Any input on this would be greatly appreciated. Thanks!
#first suggestion
> corp_labcon$criteria <- ifelse(stringi::stri_detect_regex(corp_labcon, pattern=paste0(regex_pattern), ignore_case = TRUE, collapse="|"), "yes", "no")
Warning messages:
1: In (function (case_insensitive, comments, dotall, dot_all = dotall, :
Unknown option to `stri_opts_regex`.
2: In stringi::stri_detect_regex(corp_labcon, pattern = paste0(regex_pattern), :
longer object length is not a multiple of shorter object length
> table(corp_labcon$criteria)
no yes
556921 6139
#Second suggestion
> corp_labcon$criteria <- ifelse(stringi::stri_detect_regex(corp_labcon, pattern = paste0(glob2rx(regex_pattern), collapse = "|")), "yes","no")
> table(corp_labcon$criteria)
no
563060
CodePudding user response:
You didn't give a reproducible example, but I will show how it can be done with quanteda and the available corpus data_corpus_inaugural. You can make use of the docvars that you can attach to your corpus. It is just like adding a variable to a data.frame.
With stringi::stri_detect_regex
you look inside each document if any of the looked for words is in the text, if so set the value in the criteria column to yes. Otherwise to no. After that you can use corpus_subset
to create 2 new corpi based on the criteria values. See example code below.
library(quanteda)
# words used in regex selection
regex_pattern <- c("migrant*", "migration*", "asylum*")
# add selection to corpus
data_corpus_inaugural$criteria <- ifelse(stringi::stri_detect_regex(data_corpus_inaugural,
pattern = paste0(regex_pattern,
collapse = "|")),
"yes","no")
# Check docvars and new criteria column
head(docvars(data_corpus_inaugural))
Year President FirstName Party criteria
1 1789 Washington George none yes
2 1793 Washington George none no
3 1797 Adams John Federalist no
4 1801 Jefferson Thomas Democratic-Republican no
5 1805 Jefferson Thomas Democratic-Republican no
6 1809 Madison James Democratic-Republican no
# split corpus into segment 1 and 2
segment1 <- corpus_subset(data_corpus_inaugural, criteria == "yes")
segment2 <- corpus_subset(data_corpus_inaugural, criteria == "no")
CodePudding user response:
Not sure how your data is organised, but you could try the function grep().

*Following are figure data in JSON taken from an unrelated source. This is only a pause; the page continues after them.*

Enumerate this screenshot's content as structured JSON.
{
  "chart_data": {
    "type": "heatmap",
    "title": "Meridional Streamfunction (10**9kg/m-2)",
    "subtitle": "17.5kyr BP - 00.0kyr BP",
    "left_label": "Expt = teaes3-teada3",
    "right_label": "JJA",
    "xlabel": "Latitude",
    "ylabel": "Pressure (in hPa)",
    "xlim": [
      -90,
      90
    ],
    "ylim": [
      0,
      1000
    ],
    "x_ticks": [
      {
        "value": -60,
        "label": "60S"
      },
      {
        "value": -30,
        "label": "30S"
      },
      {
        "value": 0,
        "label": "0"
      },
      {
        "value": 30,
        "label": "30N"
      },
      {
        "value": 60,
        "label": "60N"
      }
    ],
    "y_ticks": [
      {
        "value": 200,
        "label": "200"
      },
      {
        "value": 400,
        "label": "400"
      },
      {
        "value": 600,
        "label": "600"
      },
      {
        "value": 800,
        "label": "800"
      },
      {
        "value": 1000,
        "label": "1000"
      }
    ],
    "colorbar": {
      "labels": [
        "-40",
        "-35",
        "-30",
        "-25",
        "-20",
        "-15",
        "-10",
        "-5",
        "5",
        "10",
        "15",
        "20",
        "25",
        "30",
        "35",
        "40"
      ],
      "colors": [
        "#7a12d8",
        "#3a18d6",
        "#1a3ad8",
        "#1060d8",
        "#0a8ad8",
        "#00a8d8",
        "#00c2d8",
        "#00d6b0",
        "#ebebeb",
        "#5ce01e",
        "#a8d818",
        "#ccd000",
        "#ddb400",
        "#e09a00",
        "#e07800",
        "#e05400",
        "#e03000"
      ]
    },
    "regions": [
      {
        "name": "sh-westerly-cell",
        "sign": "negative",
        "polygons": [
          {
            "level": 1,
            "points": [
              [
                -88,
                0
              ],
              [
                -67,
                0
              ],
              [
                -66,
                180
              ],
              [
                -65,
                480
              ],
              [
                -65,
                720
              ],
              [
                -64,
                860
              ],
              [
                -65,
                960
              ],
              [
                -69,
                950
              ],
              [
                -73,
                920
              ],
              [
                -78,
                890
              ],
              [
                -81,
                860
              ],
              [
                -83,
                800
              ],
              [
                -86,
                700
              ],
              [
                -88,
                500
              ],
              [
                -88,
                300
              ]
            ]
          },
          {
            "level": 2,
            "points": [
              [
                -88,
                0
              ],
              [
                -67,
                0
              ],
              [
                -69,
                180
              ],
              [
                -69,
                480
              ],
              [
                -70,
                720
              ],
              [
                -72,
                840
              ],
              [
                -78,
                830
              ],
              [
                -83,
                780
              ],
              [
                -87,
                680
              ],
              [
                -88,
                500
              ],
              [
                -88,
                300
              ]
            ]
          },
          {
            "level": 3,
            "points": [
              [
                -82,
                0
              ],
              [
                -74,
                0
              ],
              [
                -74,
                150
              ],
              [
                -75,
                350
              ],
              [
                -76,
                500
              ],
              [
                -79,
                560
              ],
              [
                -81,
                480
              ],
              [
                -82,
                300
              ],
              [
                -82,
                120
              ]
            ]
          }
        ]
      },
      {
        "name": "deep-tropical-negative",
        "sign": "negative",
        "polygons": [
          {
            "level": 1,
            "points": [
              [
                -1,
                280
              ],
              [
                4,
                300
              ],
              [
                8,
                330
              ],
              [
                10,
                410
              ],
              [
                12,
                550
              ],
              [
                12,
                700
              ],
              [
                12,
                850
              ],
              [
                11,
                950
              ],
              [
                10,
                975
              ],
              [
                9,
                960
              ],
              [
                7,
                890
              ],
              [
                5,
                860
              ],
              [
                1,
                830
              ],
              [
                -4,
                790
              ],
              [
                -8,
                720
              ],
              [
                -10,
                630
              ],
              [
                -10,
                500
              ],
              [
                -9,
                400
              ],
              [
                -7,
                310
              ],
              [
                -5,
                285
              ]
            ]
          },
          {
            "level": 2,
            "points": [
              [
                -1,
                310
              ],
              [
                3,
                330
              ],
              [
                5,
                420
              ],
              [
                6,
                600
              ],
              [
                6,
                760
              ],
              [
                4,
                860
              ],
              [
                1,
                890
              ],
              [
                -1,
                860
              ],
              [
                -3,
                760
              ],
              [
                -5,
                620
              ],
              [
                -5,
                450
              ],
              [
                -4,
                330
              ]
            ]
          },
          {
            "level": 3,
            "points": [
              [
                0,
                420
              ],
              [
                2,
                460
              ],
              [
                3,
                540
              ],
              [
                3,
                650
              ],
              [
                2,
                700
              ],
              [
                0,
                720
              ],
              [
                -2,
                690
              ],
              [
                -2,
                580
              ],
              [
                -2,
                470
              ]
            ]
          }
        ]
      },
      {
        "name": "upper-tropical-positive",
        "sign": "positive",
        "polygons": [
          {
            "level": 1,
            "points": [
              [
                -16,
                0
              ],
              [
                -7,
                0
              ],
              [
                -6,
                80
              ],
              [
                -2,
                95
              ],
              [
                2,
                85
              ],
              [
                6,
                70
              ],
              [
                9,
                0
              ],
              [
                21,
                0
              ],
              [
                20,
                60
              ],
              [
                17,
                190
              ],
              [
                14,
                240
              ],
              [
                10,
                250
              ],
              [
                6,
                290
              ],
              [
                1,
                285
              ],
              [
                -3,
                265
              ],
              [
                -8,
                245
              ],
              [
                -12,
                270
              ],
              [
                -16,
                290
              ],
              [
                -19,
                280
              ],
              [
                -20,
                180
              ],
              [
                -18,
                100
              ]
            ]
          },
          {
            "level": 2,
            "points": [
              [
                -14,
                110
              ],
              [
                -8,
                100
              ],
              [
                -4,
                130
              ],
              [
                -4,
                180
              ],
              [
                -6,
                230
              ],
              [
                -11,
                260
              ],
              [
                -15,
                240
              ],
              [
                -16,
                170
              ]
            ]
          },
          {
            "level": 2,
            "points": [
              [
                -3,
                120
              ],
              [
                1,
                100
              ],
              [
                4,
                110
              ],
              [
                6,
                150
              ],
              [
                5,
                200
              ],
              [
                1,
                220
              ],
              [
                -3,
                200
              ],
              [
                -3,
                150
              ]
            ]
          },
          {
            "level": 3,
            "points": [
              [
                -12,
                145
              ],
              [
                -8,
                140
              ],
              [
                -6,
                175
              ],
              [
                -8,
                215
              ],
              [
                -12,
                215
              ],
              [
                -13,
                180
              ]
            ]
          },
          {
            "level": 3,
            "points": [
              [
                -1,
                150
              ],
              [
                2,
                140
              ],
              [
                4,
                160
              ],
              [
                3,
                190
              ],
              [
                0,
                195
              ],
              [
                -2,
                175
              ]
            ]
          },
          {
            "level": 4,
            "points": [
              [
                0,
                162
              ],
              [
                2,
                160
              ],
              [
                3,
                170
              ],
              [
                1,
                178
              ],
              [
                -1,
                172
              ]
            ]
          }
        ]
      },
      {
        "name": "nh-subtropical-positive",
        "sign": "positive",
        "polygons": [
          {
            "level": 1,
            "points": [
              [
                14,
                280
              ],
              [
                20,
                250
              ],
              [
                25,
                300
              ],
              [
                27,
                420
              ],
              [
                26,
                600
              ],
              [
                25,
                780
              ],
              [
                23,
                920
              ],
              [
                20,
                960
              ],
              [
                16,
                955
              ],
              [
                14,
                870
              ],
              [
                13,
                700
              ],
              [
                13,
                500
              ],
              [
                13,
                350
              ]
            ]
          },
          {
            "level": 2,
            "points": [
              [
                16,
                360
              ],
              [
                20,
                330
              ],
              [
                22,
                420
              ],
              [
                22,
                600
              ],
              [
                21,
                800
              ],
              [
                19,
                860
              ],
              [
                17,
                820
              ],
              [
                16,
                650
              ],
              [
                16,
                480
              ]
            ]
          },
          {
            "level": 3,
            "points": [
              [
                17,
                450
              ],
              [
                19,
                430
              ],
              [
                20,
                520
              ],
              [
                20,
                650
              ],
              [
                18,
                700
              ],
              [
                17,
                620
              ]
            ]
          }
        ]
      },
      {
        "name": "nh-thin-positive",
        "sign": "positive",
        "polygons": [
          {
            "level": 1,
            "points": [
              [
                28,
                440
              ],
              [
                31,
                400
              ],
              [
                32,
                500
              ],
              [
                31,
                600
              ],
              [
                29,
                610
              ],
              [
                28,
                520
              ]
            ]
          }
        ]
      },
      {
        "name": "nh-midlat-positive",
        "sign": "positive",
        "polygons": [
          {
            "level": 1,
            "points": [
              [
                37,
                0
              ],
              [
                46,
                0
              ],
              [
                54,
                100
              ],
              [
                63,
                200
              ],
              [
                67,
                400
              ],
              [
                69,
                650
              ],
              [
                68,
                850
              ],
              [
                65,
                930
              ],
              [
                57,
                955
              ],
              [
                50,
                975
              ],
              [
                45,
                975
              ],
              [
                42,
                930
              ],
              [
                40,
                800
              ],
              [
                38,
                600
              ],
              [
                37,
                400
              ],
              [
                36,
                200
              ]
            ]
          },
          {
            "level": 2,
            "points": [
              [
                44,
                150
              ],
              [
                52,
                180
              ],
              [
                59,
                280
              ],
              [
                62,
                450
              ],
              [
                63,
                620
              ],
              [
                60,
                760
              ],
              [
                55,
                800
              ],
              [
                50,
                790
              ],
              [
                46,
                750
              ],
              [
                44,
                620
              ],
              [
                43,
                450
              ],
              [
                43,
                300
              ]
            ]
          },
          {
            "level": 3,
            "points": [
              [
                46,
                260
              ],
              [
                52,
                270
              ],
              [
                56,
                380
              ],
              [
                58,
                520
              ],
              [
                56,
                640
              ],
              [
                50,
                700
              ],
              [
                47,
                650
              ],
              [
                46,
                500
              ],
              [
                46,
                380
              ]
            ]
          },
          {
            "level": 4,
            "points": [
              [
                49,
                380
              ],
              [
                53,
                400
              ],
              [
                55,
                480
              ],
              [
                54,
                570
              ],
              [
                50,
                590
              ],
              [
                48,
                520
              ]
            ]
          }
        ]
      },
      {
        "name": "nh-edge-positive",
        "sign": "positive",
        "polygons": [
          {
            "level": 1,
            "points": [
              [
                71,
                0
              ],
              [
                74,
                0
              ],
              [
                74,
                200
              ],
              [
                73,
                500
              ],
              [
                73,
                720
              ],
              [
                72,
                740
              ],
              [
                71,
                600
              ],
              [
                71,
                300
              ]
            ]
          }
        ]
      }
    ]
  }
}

Imagining that the data is a data frame and each line is a text, you could try:
words <- c("migrant", "migration", "asylum")
df[grep(words, df$text),] # This will give you those lines with the words
df[!grep(words, df$text),] # This will give you those lines without the words
Probably though, your data is not structured like this! You should explain better how your data looks like.